The night before Mother's Day, my mom watched Maren and Derek and I had a little date night. We went to a great restaurant in Oakland. Our reservation was at 8:15 and as much as I enjoyed being out alone with Derek, all I could think about was going home and getting in bed. It was really sad. Hopefully I'll have a bit more energy for our next date night.

Next. . .our house was under construction for 2.5 weeks. That was a total disaster. Maren, Griffin and I all had to be out of the house. I think Griffin had the hardest time with it. Towards the end, I just couldn't take leaving the house anymore, so we would hang around the house as long as we could before it got too loud. But, with every noise that was made, Griffin would go around barking at the floor (work was being done on our foundation). Thankfully Derek's mom, Kathi let us all come over and hang out at her house. The one down fall to this was I was without internet the entire time. The great part about it was Maren and both had great naps each day while we were there. We did have one little adventure to Stockton to visit a great friend from college, Ann, and her daughter Carly. While we were there we went to story time at the library and Maren loved watching all the kids and listening to the stories. We had a great time in Stockton! But, lets hope we don't have to go through anymore construction. It ended as all construction projects end. . .taking twice as long and costing twice as much as originally quoted.
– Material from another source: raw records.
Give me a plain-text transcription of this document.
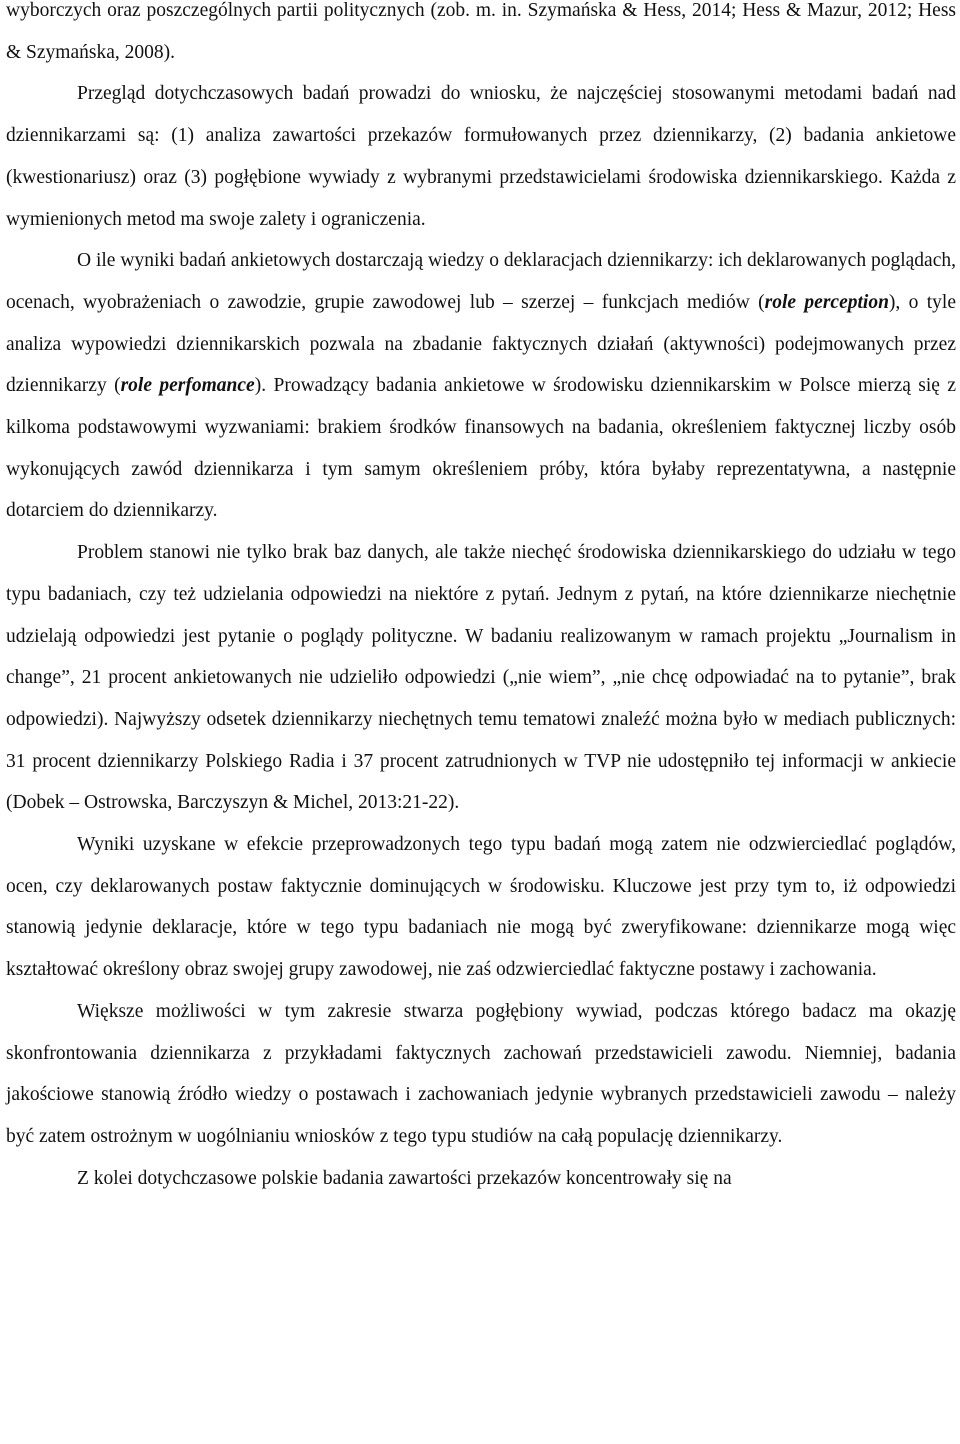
wyborczych oraz poszczególnych partii politycznych (zob. m. in. Szymańska & Hess, 2014; Hess & Mazur, 2012; Hess & Szymańska, 2008).

Przegląd dotychczasowych badań prowadzi do wniosku, że najczęściej stosowanymi metodami badań nad dziennikarzami są: (1) analiza zawartości przekazów formułowanych przez dziennikarzy, (2) badania ankietowe (kwestionariusz) oraz (3) pogłębione wywiady z wybranymi przedstawicielami środowiska dziennikarskiego. Każda z wymienionych metod ma swoje zalety i ograniczenia.

O ile wyniki badań ankietowych dostarczają wiedzy o deklaracjach dziennikarzy: ich deklarowanych poglądach, ocenach, wyobrażeniach o zawodzie, grupie zawodowej lub – szerzej – funkcjach mediów (role perception), o tyle analiza wypowiedzi dziennikarskich pozwala na zbadanie faktycznych działań (aktywności) podejmowanych przez dziennikarzy (role perfomance). Prowadzący badania ankietowe w środowisku dziennikarskim w Polsce mierzą się z kilkoma podstawowymi wyzwaniami: brakiem środków finansowych na badania, określeniem faktycznej liczby osób wykonujących zawód dziennikarza i tym samym określeniem próby, która byłaby reprezentatywna, a następnie dotarciem do dziennikarzy.

Problem stanowi nie tylko brak baz danych, ale także niechęć środowiska dziennikarskiego do udziału w tego typu badaniach, czy też udzielania odpowiedzi na niektóre z pytań. Jednym z pytań, na które dziennikarze niechętnie udzielają odpowiedzi jest pytanie o poglądy polityczne. W badaniu realizowanym w ramach projektu „Journalism in change”, 21 procent ankietowanych nie udzieliło odpowiedzi („nie wiem”, „nie chcę odpowiadać na to pytanie”, brak odpowiedzi). Najwyższy odsetek dziennikarzy niechętnych temu tematowi znaleźć można było w mediach publicznych: 31 procent dziennikarzy Polskiego Radia i 37 procent zatrudnionych w TVP nie udostępniło tej informacji w ankiecie (Dobek – Ostrowska, Barczyszyn & Michel, 2013:21-22).

Wyniki uzyskane w efekcie przeprowadzonych tego typu badań mogą zatem nie odzwierciedlać poglądów, ocen, czy deklarowanych postaw faktycznie dominujących w środowisku. Kluczowe jest przy tym to, iż odpowiedzi stanowią jedynie deklaracje, które w tego typu badaniach nie mogą być zweryfikowane: dziennikarze mogą więc kształtować określony obraz swojej grupy zawodowej, nie zaś odzwierciedlać faktyczne postawy i zachowania.

Większe możliwości w tym zakresie stwarza pogłębiony wywiad, podczas którego badacz ma okazję skonfrontowania dziennikarza z przykładami faktycznych zachowań przedstawicieli zawodu. Niemniej, badania jakościowe stanowią źródło wiedzy o postawach i zachowaniach jedynie wybranych przedstawicieli zawodu – należy być zatem ostrożnym w uogólnianiu wniosków z tego typu studiów na całą populację dziennikarzy.

Z kolei dotychczasowe polskie badania zawartości przekazów koncentrowały się na
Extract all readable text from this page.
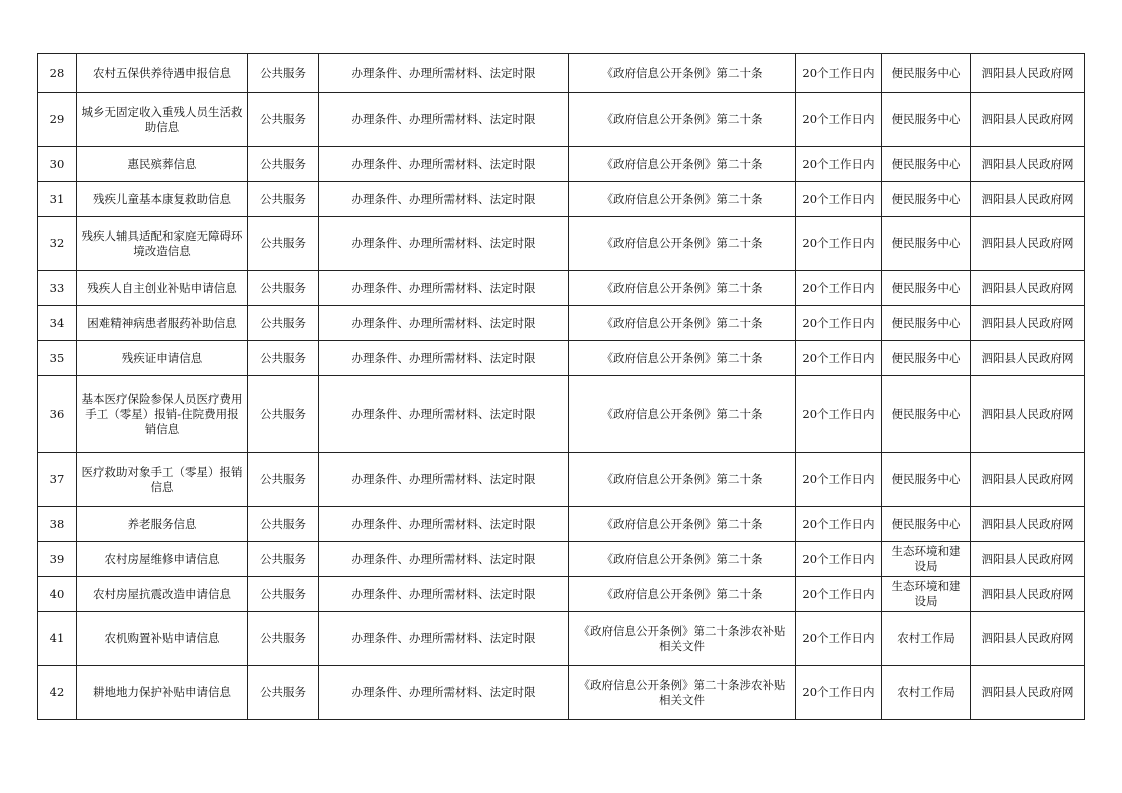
28	农村五保供养待遇申报信息	公共服务	办理条件、办理所需材料、法定时限	《政府信息公开条例》第二十条	20个工作日内	便民服务中心	泗阳县人民政府网
29	城乡无固定收入重残人员生活救助信息	公共服务	办理条件、办理所需材料、法定时限	《政府信息公开条例》第二十条	20个工作日内	便民服务中心	泗阳县人民政府网
30	惠民殡葬信息	公共服务	办理条件、办理所需材料、法定时限	《政府信息公开条例》第二十条	20个工作日内	便民服务中心	泗阳县人民政府网
31	残疾儿童基本康复救助信息	公共服务	办理条件、办理所需材料、法定时限	《政府信息公开条例》第二十条	20个工作日内	便民服务中心	泗阳县人民政府网
32	残疾人辅具适配和家庭无障碍环境改造信息	公共服务	办理条件、办理所需材料、法定时限	《政府信息公开条例》第二十条	20个工作日内	便民服务中心	泗阳县人民政府网
33	残疾人自主创业补贴申请信息	公共服务	办理条件、办理所需材料、法定时限	《政府信息公开条例》第二十条	20个工作日内	便民服务中心	泗阳县人民政府网
34	困难精神病患者服药补助信息	公共服务	办理条件、办理所需材料、法定时限	《政府信息公开条例》第二十条	20个工作日内	便民服务中心	泗阳县人民政府网
35	残疾证申请信息	公共服务	办理条件、办理所需材料、法定时限	《政府信息公开条例》第二十条	20个工作日内	便民服务中心	泗阳县人民政府网
36	基本医疗保险参保人员医疗费用手工（零星）报销-住院费用报销信息	公共服务	办理条件、办理所需材料、法定时限	《政府信息公开条例》第二十条	20个工作日内	便民服务中心	泗阳县人民政府网
37	医疗救助对象手工（零星）报销信息	公共服务	办理条件、办理所需材料、法定时限	《政府信息公开条例》第二十条	20个工作日内	便民服务中心	泗阳县人民政府网
38	养老服务信息	公共服务	办理条件、办理所需材料、法定时限	《政府信息公开条例》第二十条	20个工作日内	便民服务中心	泗阳县人民政府网
39	农村房屋维修申请信息	公共服务	办理条件、办理所需材料、法定时限	《政府信息公开条例》第二十条	20个工作日内	生态环境和建设局	泗阳县人民政府网
40	农村房屋抗震改造申请信息	公共服务	办理条件、办理所需材料、法定时限	《政府信息公开条例》第二十条	20个工作日内	生态环境和建设局	泗阳县人民政府网
41	农机购置补贴申请信息	公共服务	办理条件、办理所需材料、法定时限	《政府信息公开条例》第二十条涉农补贴相关文件	20个工作日内	农村工作局	泗阳县人民政府网
42	耕地地力保护补贴申请信息	公共服务	办理条件、办理所需材料、法定时限	《政府信息公开条例》第二十条涉农补贴相关文件	20个工作日内	农村工作局	泗阳县人民政府网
In the middle of all of this, we had our second wedding anniversary, May 19th. It was on a Tuesday. Kerri watched Maren for us and we headed out to dinner at a local restaurant we hadn't previously tried. Apparently they are known for their duck, so Derek had the duck. I can't say I'm a fan of duck, so I passed on it and had quail. The meal was fantastic. The wine was amazing; and we had a really nice time together. Thankfully we both made it through dinner without yawning. :) We were actually the last ones to leave the restaurant. It was on this day that I was finally able to give Derek the professional photos I had taken of Maren and I. We shot them a month prior and it was killing me not to show them to him. They turned out so well. If you haven't seen them, take a look here.
  1. Go to: www.collages.net
  2. under guest dialogue box put:
    • username: Maren
    • password: 5109
And then we move on to the great nanny hunt. Wow. . .what a wild process. We started out thinking we were going to get a nanny to watch Maren on her own. After a bit of research and one interview, we quickly realized it was going to cost as much as our mortgage to do that. So, then I started looking into nanny shares and it turned out a mom in my yoga class was doing the same thing. We connected and everything started to fall into place from there. We received great recommendations from friends and neighbors on nannies and started the joint interviewing process. I felt like I was back at work going through all of it. And after a few emotional break downs and some great advice from my dear friend Jamie, we finally settled on things on Friday. I'm really happy with our decision; and I'm thrilled to have it out of the way.

Now. . .I can sit back and enjoy a lazy June with hopefully a lot less activity and more simple mommy and Maren time. Because this is our last month before I'm back to work.

And I know it's lame I haven't posted pictures. I've got a ton of them, I just need to download them and I've been lazy about that. I promise to get on it soon.